With regard to Richard A. Micallef's letter (Apology To Church Due For Articles On Homosexuality, January 2), I would like to ask on what basis should an apology be made to an institution that keeps driving wedges into families with homosexual members, driving thousands of gay youngsters to depression and even suicide, imbuing most of them with a sense of guilt that will permeate their whole lives, causing untold suffering to parents who think they are guilty of something, and worst of all, denying fellow human beings of the right to love and be loved back by a consenting partner of their choice.

It would be an interesting exercise to see, in terms of balance, which group has inflicted the most damage?

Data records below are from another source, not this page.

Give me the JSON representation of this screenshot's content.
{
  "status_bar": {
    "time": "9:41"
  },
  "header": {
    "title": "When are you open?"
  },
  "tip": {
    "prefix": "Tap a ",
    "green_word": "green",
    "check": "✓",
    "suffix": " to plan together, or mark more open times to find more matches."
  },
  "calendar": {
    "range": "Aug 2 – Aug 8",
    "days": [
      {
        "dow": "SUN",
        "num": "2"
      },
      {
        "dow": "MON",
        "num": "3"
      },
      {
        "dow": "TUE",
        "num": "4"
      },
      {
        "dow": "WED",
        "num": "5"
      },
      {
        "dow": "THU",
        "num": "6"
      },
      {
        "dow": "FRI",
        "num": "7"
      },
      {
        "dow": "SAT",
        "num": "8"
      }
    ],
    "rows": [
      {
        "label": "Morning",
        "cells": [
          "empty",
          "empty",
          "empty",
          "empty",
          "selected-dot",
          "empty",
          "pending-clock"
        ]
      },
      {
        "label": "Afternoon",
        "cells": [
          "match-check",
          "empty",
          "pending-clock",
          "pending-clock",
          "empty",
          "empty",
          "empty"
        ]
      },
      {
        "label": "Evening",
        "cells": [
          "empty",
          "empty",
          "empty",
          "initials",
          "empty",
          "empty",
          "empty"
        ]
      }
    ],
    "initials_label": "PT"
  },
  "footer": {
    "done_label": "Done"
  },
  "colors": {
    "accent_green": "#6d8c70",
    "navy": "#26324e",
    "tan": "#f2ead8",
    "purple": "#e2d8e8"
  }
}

The Church or gay people? How many thousands shunned away, beaten, abandoned, killed, mutilated, condemned or forced into sad marriages?

Anyone with a basic knowledge of history knows the answer.

I am ready to accept that, yes, there may be men and women who are called to celibacy, but surely this is something which they have to embrace and accept themselves, out of their own free choice, and not because it is forced down their throats.

When you think about it, it is really cruel to deny a person the experience of physical love.

Even in terms of the Catholic religion itself, how the act of love between two men or two women can be an act against God, is beyond me.

Psychologists have found that gay youngsters are eight times more likely to commit suicide than their straight fellows. What is the Church doing in this respect?

Does the Vatican and the Pope's recent statements help them in any way?

There is, always, in the statements of the Church and those who defend its ambiguous position regarding homosexuality, a lot of insensitivity and cruelty wrapped up in a sugary nicety (example: it is not the homosexual that is evil but the act). With this kind of vague statement, thousands are condemned to intolerance, ignorance, sadness and guilt.

But then this is the same Church that has had to apologise to scientists and Jews after condemning and burning them at the stake, because they questioned its teachings, and which actively and politically opposed women's rights, before society forced it to embrace them.

What moral authority can such a dubious institution have?